Het uitgangspunt voor de bestuursrechter is ook in dit soort zaken de beleidsvrijheid van het bestuursorgaan. Met andere woorden: de burgemeester mag in grote lijnen zelf invullen hoe hij of zij vorm geeft aan het sluiten van een woning op grond van artikel 13b Opiumwet. De bestuursrechter zal dit ‘Damoclesbeleid’ zoals het vaak wordt genoemd, slechts marginaal toetsen op rechtmatigheid, proportionaliteit en subsidiariteit.

Met name de Afdeling Bestuursrechtspraak Raad van State is de hennepkweker niet gunstig gezind. Vrijwel elke beslissing tot sluiting van een woning wordt door de Afdeling goedgekeurd.

Sinds de uitspraak van december 2013 wordt het besluit vaak aangevochten met de stelling dat het niet proportioneel is om direct tot sluiting over te gaan en dat er eerst een waarschuwing zou moeten volgen. Dit volgt ook uit de wetsgeschiedenis. De minister van justitie heeft tijdens de behandeling van artikel 13b Opiumwet letterlijk gezegd dat het niet de bedoeling is om bij een eerste overtreding direct tot sluiting van de woning over te gaan (TK 2006-2007, 30515, nr. 6, p. 1-2).

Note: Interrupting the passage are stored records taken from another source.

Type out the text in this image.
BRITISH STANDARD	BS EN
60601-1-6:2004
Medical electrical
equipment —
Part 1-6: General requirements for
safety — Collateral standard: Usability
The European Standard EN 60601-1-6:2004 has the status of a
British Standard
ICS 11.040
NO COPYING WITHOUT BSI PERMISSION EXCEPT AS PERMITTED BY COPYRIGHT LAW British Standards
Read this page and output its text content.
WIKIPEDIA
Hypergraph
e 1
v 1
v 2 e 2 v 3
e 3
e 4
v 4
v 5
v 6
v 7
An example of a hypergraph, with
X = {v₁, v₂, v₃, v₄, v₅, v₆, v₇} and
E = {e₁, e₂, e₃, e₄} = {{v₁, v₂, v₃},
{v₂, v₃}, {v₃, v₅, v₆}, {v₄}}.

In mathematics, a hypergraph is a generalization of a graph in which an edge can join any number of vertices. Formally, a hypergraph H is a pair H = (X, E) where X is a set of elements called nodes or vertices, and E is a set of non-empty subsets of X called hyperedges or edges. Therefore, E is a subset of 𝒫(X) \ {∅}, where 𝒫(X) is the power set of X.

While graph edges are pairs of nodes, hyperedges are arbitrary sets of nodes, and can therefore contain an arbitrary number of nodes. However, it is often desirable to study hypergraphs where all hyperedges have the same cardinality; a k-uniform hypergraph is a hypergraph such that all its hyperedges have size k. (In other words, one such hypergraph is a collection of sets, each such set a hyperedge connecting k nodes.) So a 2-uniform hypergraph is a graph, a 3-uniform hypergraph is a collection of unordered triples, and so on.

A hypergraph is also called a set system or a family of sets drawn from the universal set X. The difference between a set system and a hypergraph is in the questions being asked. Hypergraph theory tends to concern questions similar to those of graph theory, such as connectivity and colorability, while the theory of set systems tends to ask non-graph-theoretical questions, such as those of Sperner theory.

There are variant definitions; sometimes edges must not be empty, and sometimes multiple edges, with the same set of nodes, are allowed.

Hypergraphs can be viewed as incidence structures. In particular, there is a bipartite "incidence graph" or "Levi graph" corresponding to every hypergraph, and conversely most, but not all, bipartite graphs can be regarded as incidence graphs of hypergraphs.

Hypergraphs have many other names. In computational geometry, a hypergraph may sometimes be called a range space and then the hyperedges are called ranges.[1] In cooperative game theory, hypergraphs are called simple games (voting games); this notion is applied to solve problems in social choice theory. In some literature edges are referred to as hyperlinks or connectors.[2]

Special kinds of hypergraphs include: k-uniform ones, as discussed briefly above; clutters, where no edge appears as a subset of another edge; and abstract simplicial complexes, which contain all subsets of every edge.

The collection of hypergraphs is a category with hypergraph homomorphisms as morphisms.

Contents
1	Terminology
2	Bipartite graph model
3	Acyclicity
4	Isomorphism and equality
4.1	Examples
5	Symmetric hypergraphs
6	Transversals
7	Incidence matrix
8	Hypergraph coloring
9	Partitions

In meerdere uitspraken heeft de Afdeling echter bepaald dat een burgemeester niet eerst een waarschuwing hoeft te geven. Volgens de Afdeling bevat ook de geschiedenis van de totstandkoming van artikel 13b Opiumwet geen aanknopingspunten dat een directe sluiting van de woning onredelijk is (Raad van State, 20 augustus 2014, ECLI:NL:RVS:2014:3139 & Raad van State, 6 augustus 2014, ECLI:NL:RVS:2014:2947).

Een verweer dat ook wel eens terugkomt is de stelling dat de hennepkwekerij niet in de woning zelf was gevestigd, maar bijvoorbeeld in een schuur of in een caravan, al dan niet op het terrein van de woning. Volgens de Afdeling hoeft de kwekerij niet in de te sluiten woning zelf aanwezig te zijn geweest. Voldoende is dat er een relatie bestond tussen de twee locaties, bijvoorbeeld doordat de stroom uit de woning kwam, er een doorgang was van de woning naar de kwekerij of dat er spullen ten behoeve van hennepkweek in de woning werden aangetroffen (Raad van State, 20 augustus 2014, ECLI:NL:RVS:2014:3139 & Raad van State, 21 januari 2015, ECLI:NL:RVS:2015:130)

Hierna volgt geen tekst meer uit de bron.